Chlamydia trachomatis (CT) infection can lead to pelvic inflammatory disease, infertility, and other reproductive sequelae when it ascends to the upper genital tract. Factors including chlamydial burden, coinfection with other sexually transmitted bacterial pathogens, and oral contraceptive use influence risk for upper genital tract spread.
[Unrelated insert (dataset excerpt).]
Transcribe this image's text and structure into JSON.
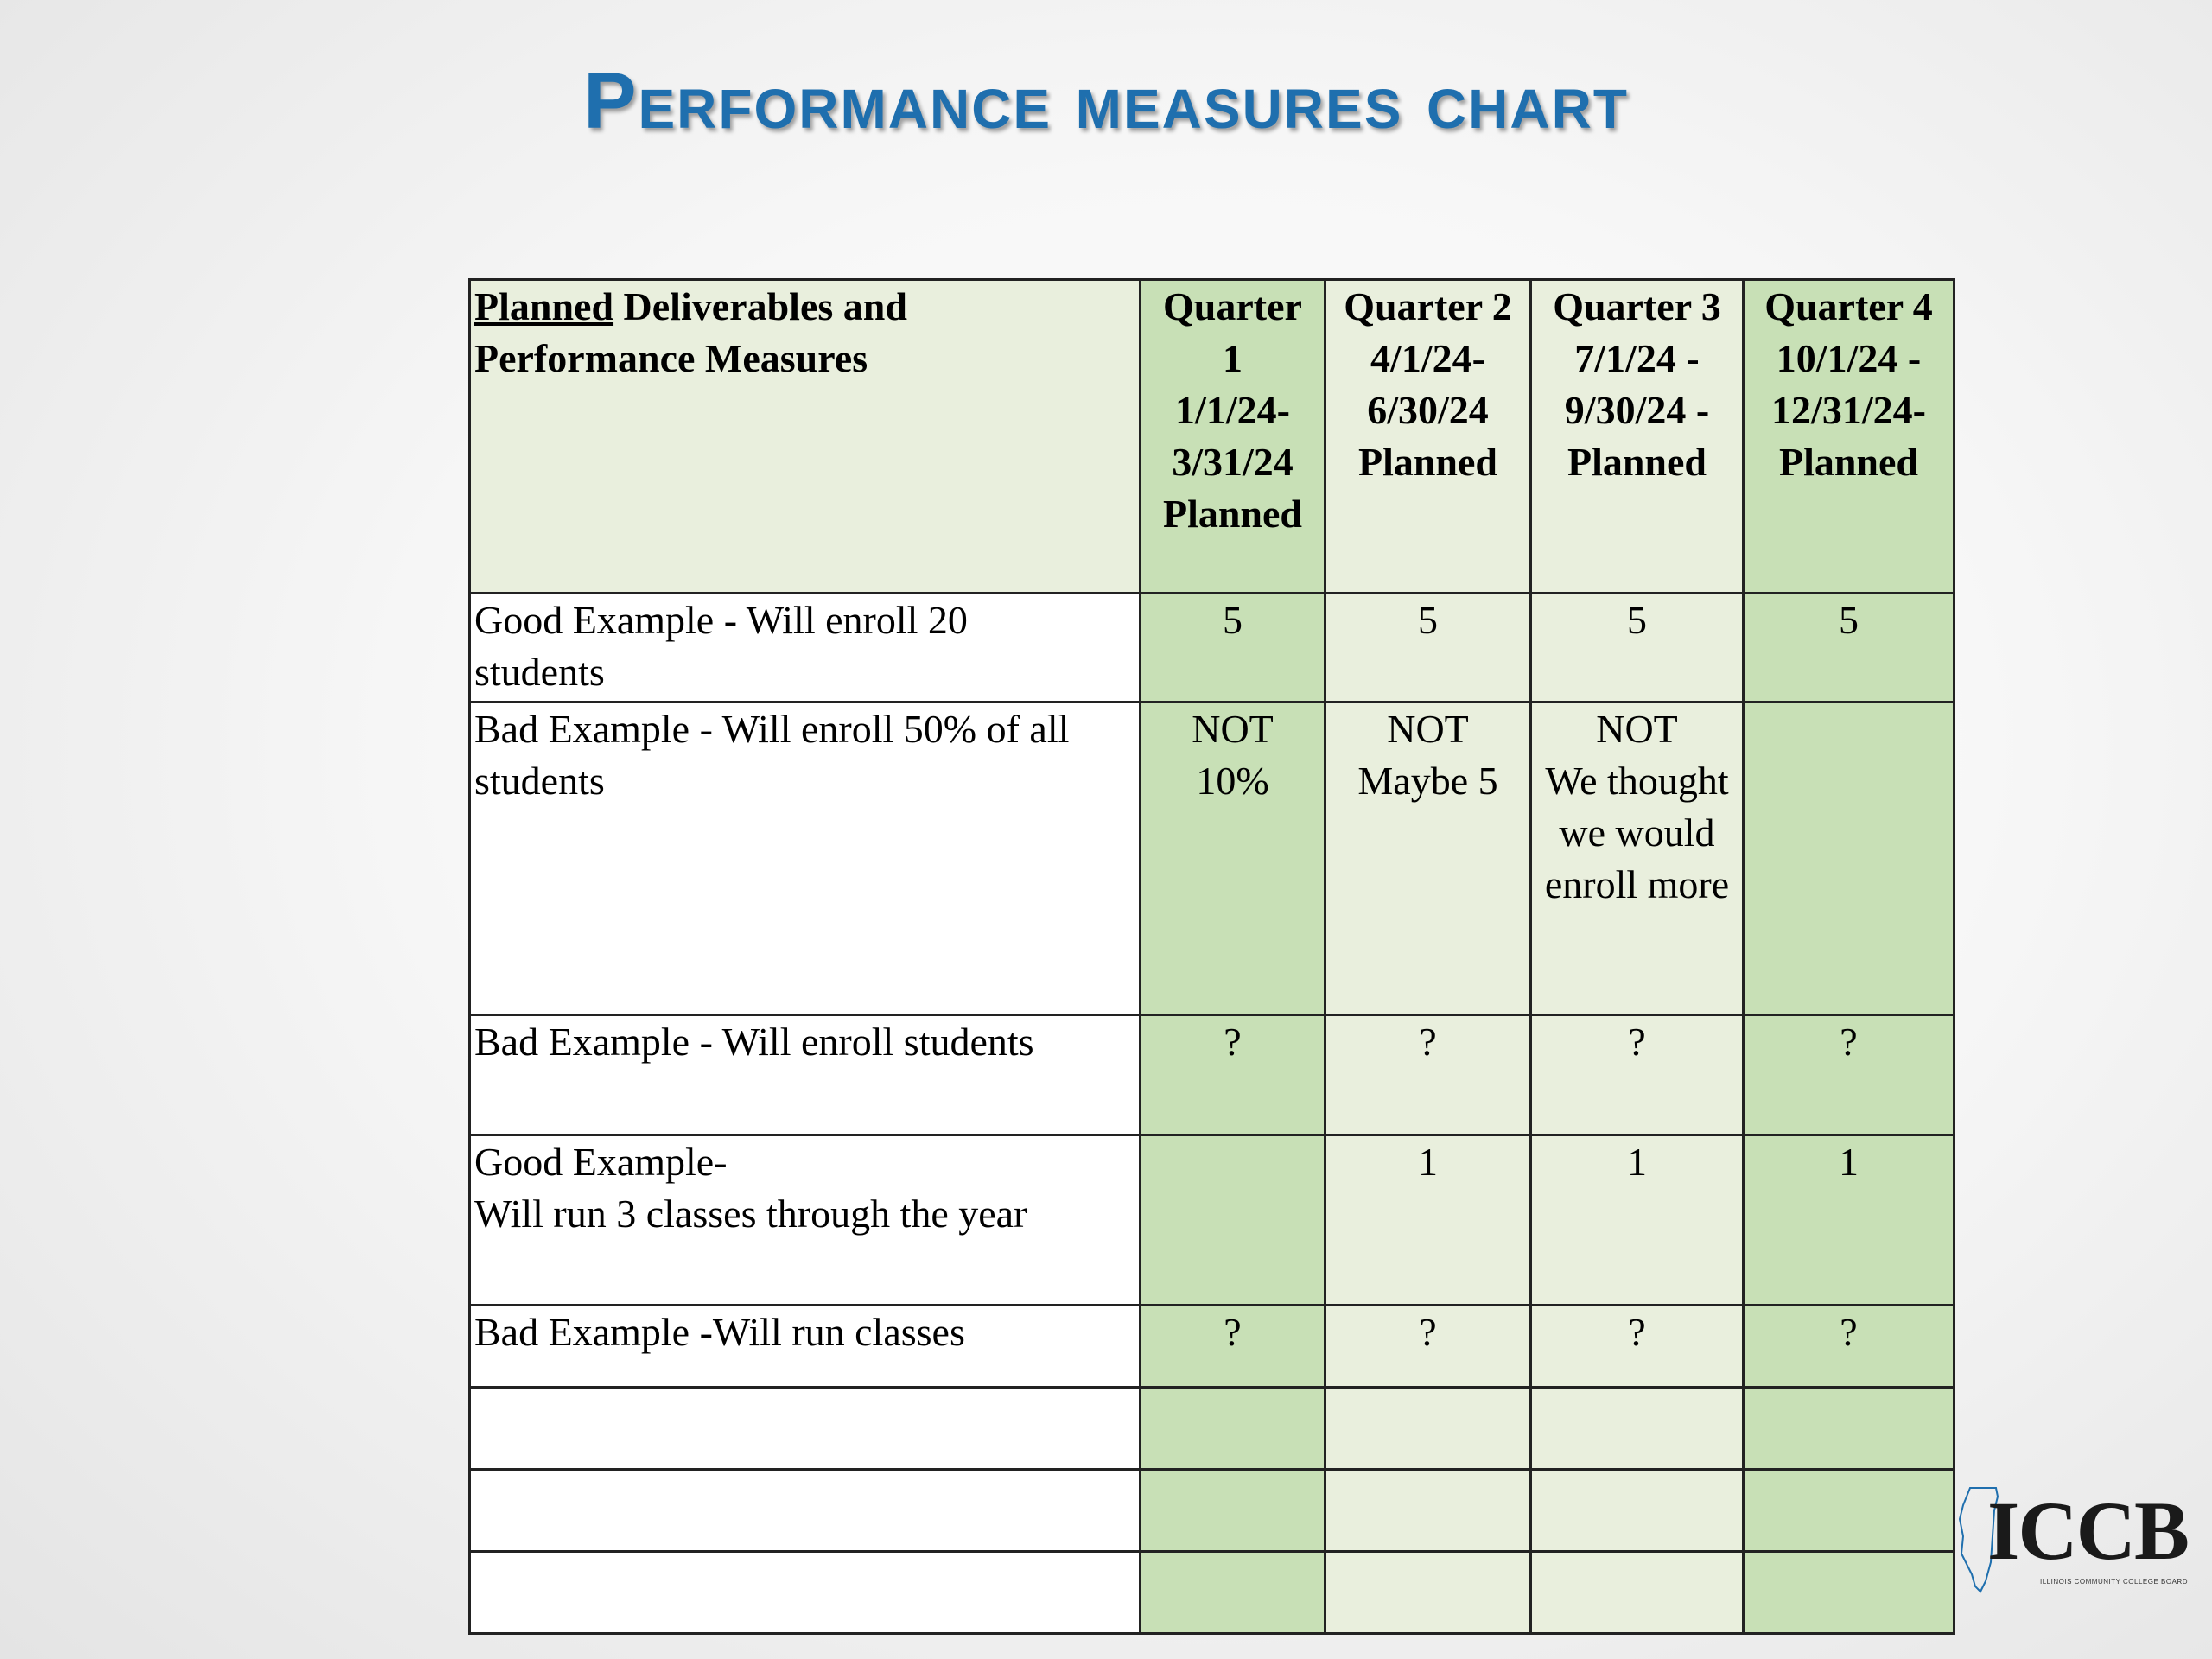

Cervicovaginal microbiome composition influences CT susceptibility, and we investigated if it contributes to spread by analyzing amplicon sequence variants (ASVs) derived from the V4 region of 16S rRNA genes in vaginal samples collected from women at high risk for CT infection and for whom endometrial infection had been determined. Participants were classified as CT negative (CT-, n = 70), CT positive at the cervix (Endo-, n = 79), or CT positive at both cervix and endometrium (Endo+, n = 68). Although we were unable to identify many significant differences between CT-infected and -uninfected women, differences in abundance of ASVs representing Lactobacillus iners and Lactobacillus crispatus subspecies but not dominant lactobacilli were detected. Thirteen informative ASVs predicted endometrial chlamydial infection (area under the curve = 0.72), with CT ASV abundance emerging as a key predictor. We also observed a positive correlation between levels of cervically secreted cytokines previously associated with CT ascension and abundance of the informative ASVs. Our findings suggest that vaginal microbial community members may influence chlamydial spread directly by nutrient limitation and/or disrupting endocervical epithelial integrity and indirectly by modulating proinflammatory signaling and/or homeostasis of adaptive immunity. Further investigation of these predictive microbial factors may lead to cervicovaginal microbiome biomarkers useful for identifying women at increased risk for disease.